Fiat Chrysler, Peugeot owner PSA agree binding merger in $50 billion deal

Business

PARIS/MILAN (Reuters) – Fiat Chrysler (FCA) (FCHA.MI) and Peugeot maker PSA (PEUP.PA) said on Wednesday they had agreed on a binding merger in a $50 billion deal that will pave the way to the creation of the world’s fourth-largest car maker.

FILE PHOTO: The logos of car manufacturers Fiat and Peugeot are seen in front of dealerships of the companies in Saint-Nazaire, France, November 8, 2019. REUTERS/Stephane Mahe

The two mid-sized auto firms, which are yet to decide on a name for their new company, announced plans six weeks ago for a tie-up that will reshape the global industry, as car manufacturers grapple with a global downturn in demand.

Car makers also face steep costs to develop cleaner models as more stringent emission targets set in.

The PSA-FCA merger – which is aiming for annual cost savings of 3.7 billion euros ($4 billion) by combining technologies and through shared purchasing agreements – is expected to close in the next 12 to 15 months, the auto firms said in a statement.

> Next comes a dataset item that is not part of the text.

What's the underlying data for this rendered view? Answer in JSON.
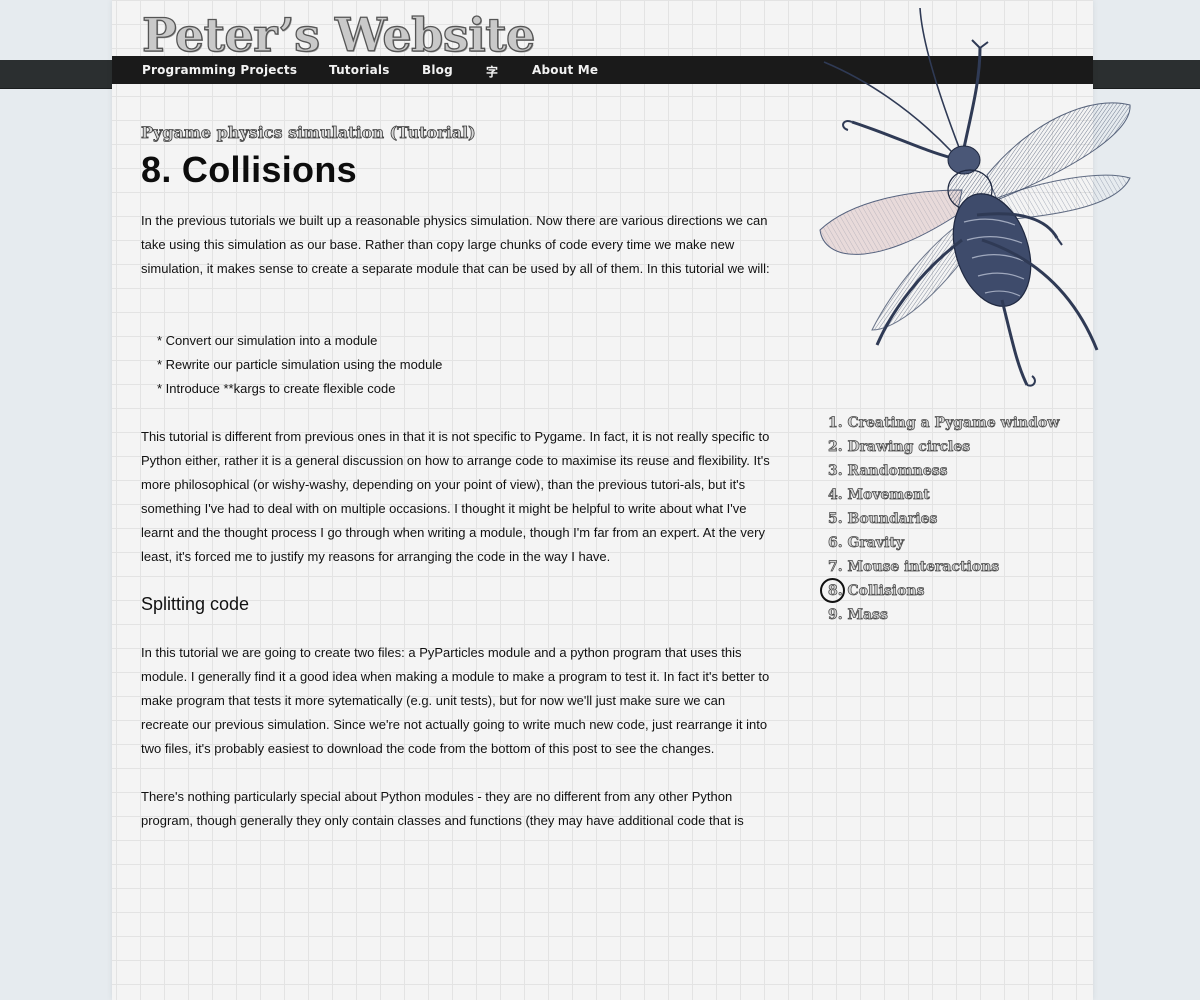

Before the 50-50 share merger is completed, one of PSA’s shareholders, China’s Dongfeng Motor Group (0489.HK), will trim its 12.2% stake in the French car maker by selling 30.7 million shares to PSA.

That stake was worth 679 million euros ($748.4 million) at the most recent closing price, and Dongfeng will have 4.5% of the merged group.

PSA and FCA confirmed the new company will have an 11-strong board, with five members nominated by PSA, another five by FCA. These will include labor representatives from both.

PSA boss Carlos Tavares, who will become CEO of the merged entity for an initial five-year term, will have the additional seat on the board.

A shock lawsuit General Motors (GM) (GM.N) filed last month against FCA in the United State over alleged union bribing did not affect the merger terms, FCA CEO Mike Manley told reporters, adding the claim was “meritless”.

Manley said he hoped FCA would “now dispose of that quickly” and if not, the company would defend itself vigorously.